With Mary Jane nearby, Larry stayed on a short leash.  She actually had a pancake turner [a spatula today] but never used it. One look from those fiery eyes and a pat on the purse [where the pancake turner lay hidden], and I was on target immediately.

We were often all together.  Dad, lying on the floor, his favorite conversation posture, the lights low, Jack and Mary Jane and Mom sitting on the couch or in a rocking chair.  Always talking and laughing.  We were two families, together, safe and snug in our little wind-swept village at the foot of the mighty Sierras.

One Easter, I went with them to Gridley, California, where  they both had parents.  My first trip anywhere except Del Mar to see Grandma.  Later, Jack and I would drive 10 miles to Manzanar to help Grandpa deliver liquid fuel to that infamous retention camp. I saw a sea of light-brown faces.  Twenty years later, I learned what Manzanar and retention were.

The other day, I wrote of those intervening angels who enter our lives and change us or save us.  I know Mom’s sister-relationship with Mary Jane saved her.  Later, when we moved within 15 miles of her blood sister, Irene, she missed her “real” sister, Mary Jane even more.  Irene could never find the time to visit—not once.  We did the visiting, always finding her puffy-eyed, feeling her way through an alcohol fog.  That situation and Mom’s growing affection for spiritual things froze all chances of an enduring relationship with her sister.

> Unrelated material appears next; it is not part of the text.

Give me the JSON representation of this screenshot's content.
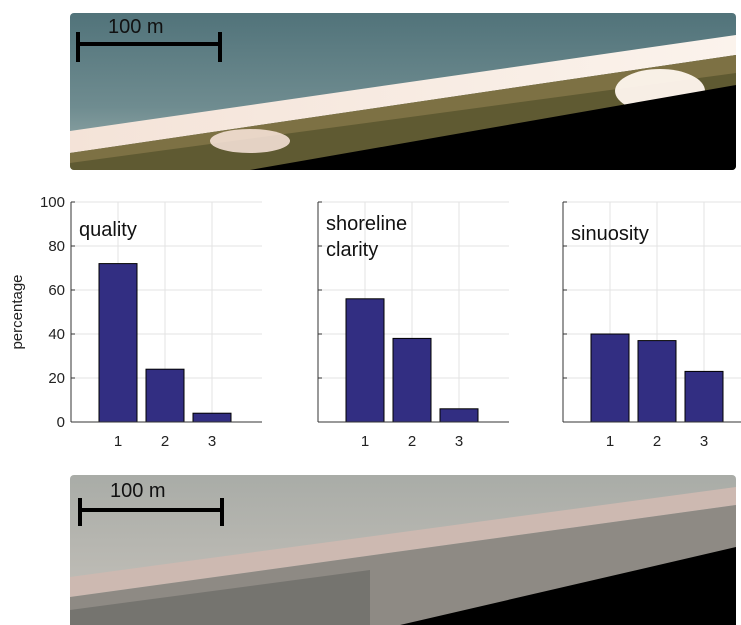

And Jack was my other father.  He filled the gaps Dad couldn’t fill. He was the one who, after we built our first home, came over and followed through, doing the stuff Dad would never even see: thresholds in the doorways, handles on doors, a latch here, a bracket there.  He was the Great Finisher.  Yes, he played a critical role as one who helped me along the way as one of many “authors and finishers of my faith” [Paul].

Mary Jane drove down alone to LA for my wedding in the LDS temple.  Jack was ill.  But I had two mothers, a royal, rare gift.  Now that they are gone, they reside in a better place together.  I'm sure they get together occasionally and talk about the "Bishop days."  Maybe even the wind.


I hope my Godparents miss me half as much as I miss them.